The Trump administration pushed a $1.5 trillion tax cut through Congress in 2017 on the promise that it would spark sustained economic growth. While the tax cuts have goosed the economy in the short term, officials now concede they will not be enough to deliver the 3 percent annual growth the president promised over the long term.
To produce that average growth rate for the next decade, White House forecasters say, the American economy would need additional rollbacks in labor regulations, a $1 trillion infrastructure plan and another round of tax cuts.
Getting all those policies implemented would be highly unlikely, given a divided Congress and a ballooning federal deficit, which could limit lawmakers’ appetite to spend money on a new tax cut or infrastructure plan.
But without those additional steps, the president’s economic team predicts in a report released on Tuesday that growth would slow to about 2 percent a year in 2026. That is the year when many of the individual tax cuts included in the 2017 law are set to expire, essentially producing a tax increase for millions of Americans.
Even if all the new measures were adopted, growth would slow over time, but it would still stand at 2.8 percent at the end of the decade, the White House forecasters say.
Mr. Trump’s Council of Economic Advisers outlined the projections on Tuesday in the annual Economic Report of the President. As is customary for all administrations, Mr. Trump’s advisers built their forecasts around the presumption that all of Mr. Trump’s policy proposals would be enacted in the years to come.
Although the White House forecasts consider those deregulatory efforts and infrastructure spending to be nearly as important to growth as tax cuts, Mr. Trump has made relatively little effort to push states and Congress to enact them.
The reliance on new policies to power additional growth helps explain some of the difference in optimism for future growth between White House forecasters and their counterparts in the Federal Reserve, the Congressional Budget Office and the private sector, who all project significantly slower growth over the next 10 years than Mr. Trump does.

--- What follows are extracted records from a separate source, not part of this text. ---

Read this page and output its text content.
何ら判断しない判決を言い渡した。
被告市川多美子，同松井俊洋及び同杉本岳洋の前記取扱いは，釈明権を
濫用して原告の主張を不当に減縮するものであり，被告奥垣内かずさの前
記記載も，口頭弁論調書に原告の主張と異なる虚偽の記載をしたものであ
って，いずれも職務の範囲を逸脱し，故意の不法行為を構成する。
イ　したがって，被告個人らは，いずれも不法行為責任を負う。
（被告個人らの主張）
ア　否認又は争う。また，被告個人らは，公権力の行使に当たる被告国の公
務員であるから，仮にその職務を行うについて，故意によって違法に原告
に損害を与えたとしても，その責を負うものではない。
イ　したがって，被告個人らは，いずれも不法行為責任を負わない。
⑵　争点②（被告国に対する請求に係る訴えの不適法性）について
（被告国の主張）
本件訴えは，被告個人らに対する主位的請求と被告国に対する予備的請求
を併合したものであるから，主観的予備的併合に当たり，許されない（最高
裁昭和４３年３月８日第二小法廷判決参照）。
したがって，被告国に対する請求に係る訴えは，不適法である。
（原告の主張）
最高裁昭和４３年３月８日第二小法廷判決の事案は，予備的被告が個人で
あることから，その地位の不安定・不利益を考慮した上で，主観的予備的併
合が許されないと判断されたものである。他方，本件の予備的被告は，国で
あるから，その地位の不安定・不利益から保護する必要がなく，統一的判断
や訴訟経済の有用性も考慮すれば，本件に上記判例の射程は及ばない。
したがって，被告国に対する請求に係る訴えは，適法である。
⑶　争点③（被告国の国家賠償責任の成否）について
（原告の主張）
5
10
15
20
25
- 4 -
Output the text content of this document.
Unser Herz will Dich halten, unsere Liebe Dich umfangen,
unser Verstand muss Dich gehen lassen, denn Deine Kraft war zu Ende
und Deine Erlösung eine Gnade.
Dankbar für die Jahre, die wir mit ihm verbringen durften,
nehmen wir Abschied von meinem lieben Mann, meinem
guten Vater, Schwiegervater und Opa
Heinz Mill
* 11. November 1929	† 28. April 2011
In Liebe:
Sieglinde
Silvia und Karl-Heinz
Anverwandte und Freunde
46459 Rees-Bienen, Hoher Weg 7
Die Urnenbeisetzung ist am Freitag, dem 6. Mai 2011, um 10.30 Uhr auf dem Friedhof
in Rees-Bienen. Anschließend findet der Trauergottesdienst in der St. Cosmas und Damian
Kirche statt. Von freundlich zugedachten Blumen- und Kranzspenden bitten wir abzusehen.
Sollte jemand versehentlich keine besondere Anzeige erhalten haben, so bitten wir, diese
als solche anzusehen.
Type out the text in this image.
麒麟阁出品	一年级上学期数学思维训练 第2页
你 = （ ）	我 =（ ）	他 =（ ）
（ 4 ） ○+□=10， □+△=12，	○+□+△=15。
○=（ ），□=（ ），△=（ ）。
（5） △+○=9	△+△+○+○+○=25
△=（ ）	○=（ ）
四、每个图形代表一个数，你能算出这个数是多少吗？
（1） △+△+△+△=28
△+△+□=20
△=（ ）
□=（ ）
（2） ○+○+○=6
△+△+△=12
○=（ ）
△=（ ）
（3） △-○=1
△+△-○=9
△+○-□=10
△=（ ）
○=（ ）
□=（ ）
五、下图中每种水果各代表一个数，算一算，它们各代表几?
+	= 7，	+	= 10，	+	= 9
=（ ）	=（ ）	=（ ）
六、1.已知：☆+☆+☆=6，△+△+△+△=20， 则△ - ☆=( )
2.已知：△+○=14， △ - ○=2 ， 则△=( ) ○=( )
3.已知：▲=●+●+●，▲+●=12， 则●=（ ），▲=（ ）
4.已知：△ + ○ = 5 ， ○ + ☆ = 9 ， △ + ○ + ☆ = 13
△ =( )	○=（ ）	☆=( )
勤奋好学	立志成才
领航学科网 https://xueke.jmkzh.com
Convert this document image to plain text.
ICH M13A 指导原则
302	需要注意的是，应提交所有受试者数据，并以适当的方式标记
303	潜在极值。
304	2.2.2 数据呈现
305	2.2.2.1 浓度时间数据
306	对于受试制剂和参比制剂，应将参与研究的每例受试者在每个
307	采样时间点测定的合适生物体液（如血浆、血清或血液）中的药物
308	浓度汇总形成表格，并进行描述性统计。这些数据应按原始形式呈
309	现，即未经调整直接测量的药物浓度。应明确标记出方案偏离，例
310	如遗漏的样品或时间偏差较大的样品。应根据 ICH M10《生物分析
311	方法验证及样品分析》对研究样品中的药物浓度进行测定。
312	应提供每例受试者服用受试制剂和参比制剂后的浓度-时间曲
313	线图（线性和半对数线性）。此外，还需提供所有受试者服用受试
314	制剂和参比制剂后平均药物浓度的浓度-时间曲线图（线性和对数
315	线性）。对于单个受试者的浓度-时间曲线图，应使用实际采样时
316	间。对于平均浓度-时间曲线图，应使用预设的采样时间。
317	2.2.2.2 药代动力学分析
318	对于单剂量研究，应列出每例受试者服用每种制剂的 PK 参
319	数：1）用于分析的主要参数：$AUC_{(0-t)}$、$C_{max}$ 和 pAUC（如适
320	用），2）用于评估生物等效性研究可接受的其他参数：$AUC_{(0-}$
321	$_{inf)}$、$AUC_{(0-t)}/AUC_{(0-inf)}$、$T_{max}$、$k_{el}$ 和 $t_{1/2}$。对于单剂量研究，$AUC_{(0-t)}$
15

It does not explain why the White House has so much more faith in 3 percent growth this year than other forecasters, who have whittled down their expectations for 2019 in light of increased global obstacles to growth and weaker-than-expected readings of the domestic economy so far this year.
“The idea that we would have a recession next year, it’s certainly not impossible,” Mr. Hassett said. “Recessions very often happen, and few people see them coming. But it would be very unusual for such a thing to happen given the maximum amount of capital spending and new capacity that’s being brought online.”